The Vision API can detect text, objects and label images, etc.
To give it a try:
Sign up with google cloud platform, fill in address and credit card info (which creates a billing account)
In google clould platform console, create an empty project
Link the billing account to the project through Billing on the left task bar
Go to APIs&Services, and enable the Vision API with the project
Host you images on google cloud storage in a bucket, and make the images public
Call the api through the web plug in at https://cloud.google.com/vision/docs/quickstart
Modify the following rest service request. The imageuri points to your image on google cloud storage / any other public url.
{
"requests": [
{
"features": [
{
"type": "LABEL_DETECTION"
}
],
"image": {
"source": {
"imageUri": "gs://bucket-name-123/demo-image.jpg"
}
}
}
]
}
The type can be LABEL_DETECTION, DOCUMENT_TEXT_DETECTION, OBJECT_LOCALIZATION etc. for labeling, detecting text, detecting objects and locations.

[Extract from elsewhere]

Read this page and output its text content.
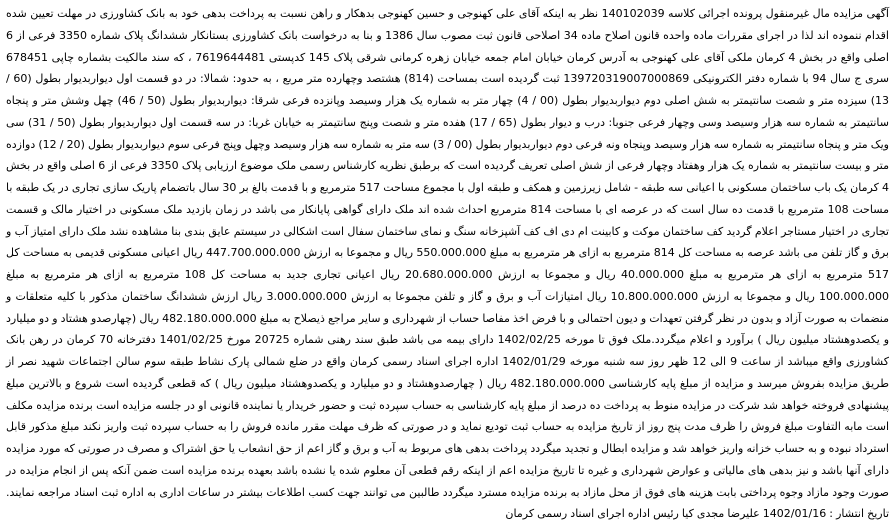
آگهی مزایده مال غیرمنقول پرونده اجرائی کلاسه 140102039 نظر به اینکه آقای علی کهنوجی و حسین کهنوجی بدهکار و راهن نسبت به پرداخت بدهی خود به بانک کشاورزی در مهلت تعیین شده اقدام ننموده اند لذا در اجرای مقررات ماده واحده قانون اصلاح ماده 34 اصلاحی قانون ثبت مصوب سال 1386 و بنا به درخواست بانک کشاورزی بستانکار ششدانگ پلاک شماره 3350 فرعی از 6 اصلی واقع در بخش 4 کرمان ملکی آقای علی کهنوجی به آدرس کرمان خیابان امام جمعه خیابان زهره کرمانی شرقی پلاک 145 کدپستی 7619644481 ، که سند مالکیت بشماره چاپی 678451 سری ج سال 94 با شماره دفتر الکترونیکی 139720319007000869 ثبت گردیده است بمساحت (814) هشتصد وچهارده متر مربع ، به حدود: شمالا: در دو قسمت اول دیواربدیوار بطول (60 / 13) سیزده متر و شصت سانتیمتر به شش اصلی دوم دیواربدیوار بطول (00 / 4) چهار متر به شماره یک هزار وسیصد وپانزده فرعی شرقا: دیواربدیوار بطول (50 / 46) چهل وشش متر و پنجاه سانتیمتر به شماره سه هزار وسیصد وسی وچهار فرعی جنوبا: درب و دیوار بطول (65 / 17) هفده متر و شصت وپنج سانتیمتر به خیابان غربا: در سه قسمت اول دیواربدیوار بطول (50 / 31) سی ویک متر و پنجاه سانتیمتر به شماره سه هزار وسیصد وپنجاه ونه فرعی دوم دیواربدیوار بطول (00 / 3) سه متر به شماره سه هزار وسیصد وچهل وپنج فرعی سوم دیواربدیوار بطول (20 / 12) دوازده متر و بیست سانتیمتر به شماره یک هزار وهفتاد وچهار فرعی از شش اصلی تعریف گردیده است که برطبق نظریه کارشناس رسمی ملک موضوع ارزیابی پلاک 3350 فرعی از 6 اصلی واقع در بخش 4 کرمان یک باب ساختمان مسکونی با اعیانی سه طبقه - شامل زیرزمین و همکف و طبقه اول با مجموع مساحت 517 مترمربع و با قدمت بالغ بر 30 سال باتضمام پاریک سازی تجاری در یک طبقه با مساحت 108 مترمربع با قدمت ده سال است که در عرصه ای با مساحت 814 مترمربع احداث شده اند ملک دارای گواهی پایانکار می باشد در زمان بازدید ملک مسکونی در اختیار مالک و قسمت تجاری در اختیار مستاجر اعلام گردید کف ساختمان موکت و کابینت ام دی اف کف آشپزخانه سنگ و نمای ساختمان سفال است اشکالی در سیستم عایق بندی بنا مشاهده نشد ملک دارای امتیاز آب و برق و گاز تلفن می باشد عرصه به مساحت کل 814 مترمربع به ازای هر مترمربع به مبلغ 550.000.000 ریال و مجموعا به ارزش 447.700.000.000 ریال اعیانی مسکونی قدیمی به مساحت کل 517 مترمربع به ازای هر مترمربع به مبلغ 40.000.000 ریال و مجموعا به ارزش 20.680.000.000 ریال اعیانی تجاری جدید به مساحت کل 108 مترمربع به ازای هر مترمربع به مبلغ 100.000.000 ریال و مجموعا به ارزش 10.800.000.000 ریال امتیازات آب و برق و گاز و تلفن مجموعا به ارزش 3.000.000.000 ریال ارزش ششدانگ ساختمان مذکور با کلیه متعلقات و منضمات به صورت آزاد و بدون در نظر گرفتن تعهدات و دیون احتمالی و با فرض اخذ مفاصا حساب از شهرداری و سایر مراجع ذیصلاح به مبلغ 482.180.000.000 ریال (چهارصدو هشتاد و دو میلیارد و یکصدوهشتاد میلیون ریال ) برآورد و اعلام میگردد.ملک فوق تا مورخه 1402/02/25 دارای بیمه می باشد طبق سند رهنی شماره 20725 مورخ 1401/02/25 دفترخانه 70 کرمان در رهن بانک کشاورزی واقع میباشد از ساعت 9 الی 12 ظهر روز سه شنبه مورخه 1402/01/29 اداره اجرای اسناد رسمی کرمان واقع در ضلع شمالی پارک نشاط طبقه سوم سالن اجتماعات شهید نصر از طریق مزایده بفروش میرسد و مزایده از مبلغ پایه کارشناسی 482.180.000.000 ریال ( چهارصدوهشتاد و دو میلیارد و یکصدوهشتاد میلیون ریال ) که قطعی گردیده است شروع و بالاترین مبلغ پیشنهادی فروخته خواهد شد شرکت در مزایده منوط به پرداخت ده درصد از مبلغ پایه کارشناسی به حساب سپرده ثبت و حضور خریدار یا نماینده قانونی او در جلسه مزایده است برنده مزایده مکلف است مابه التفاوت مبلغ فروش را ظرف مدت پنج روز از تاریخ مزایده به حساب ثبت تودیع نماید و در صورتی که ظرف مهلت مقرر مانده فروش را به حساب سپرده ثبت واریز نکند مبلغ مذکور قابل استرداد نبوده و به حساب خزانه واریز خواهد شد و مزایده ابطال و تجدید میگردد پرداخت بدهی های مربوط به آب و برق و گاز اعم از حق انشعاب یا حق اشتراک و مصرف در صورتی که مورد مزایده دارای آنها باشد و نیز بدهی های مالیاتی و عوارض شهرداری و غیره تا تاریخ مزایده اعم از اینکه رقم قطعی آن معلوم شده یا نشده باشد بعهده برنده مزایده است ضمن آنکه پس از انجام مزایده در صورت وجود مازاد وجوه پرداختی بابت هزینه های فوق از محل مازاد به برنده مزایده مسترد میگردد طالبین می توانند جهت کسب اطلاعات بیشتر در ساعات اداری به اداره ثبت اسناد مراجعه نمایند. تاریخ انتشار : 1402/01/16 علیرضا مجدی کیا رئیس اداره اجرای اسناد رسمی کرمان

If using a Rest client to call the api, firstly generate an API key for authentication. https://cloud.google.com/docs/authentication/api-keys
Then post the rest service request to
POST https://language.googleapis.com/v1/images:annotate?key=API_KEY
The images:annotate is the name of the api for reading text from an image. Change the name if using other apis.
The image doesn't have to be an url. It can be the encoded image content.
There are libraries available in Python, C#, Java, etc.
Insall the library locally and call the API programmetically. Snippet in python:
client = vision.ImageAnnotatorClient()
with io.open(image_file, 'rb') as image_file:
content = image_file.read()
image = types.Image(content=content)
response = client.document_text_detection(image=image)
document = response.full_text_annotation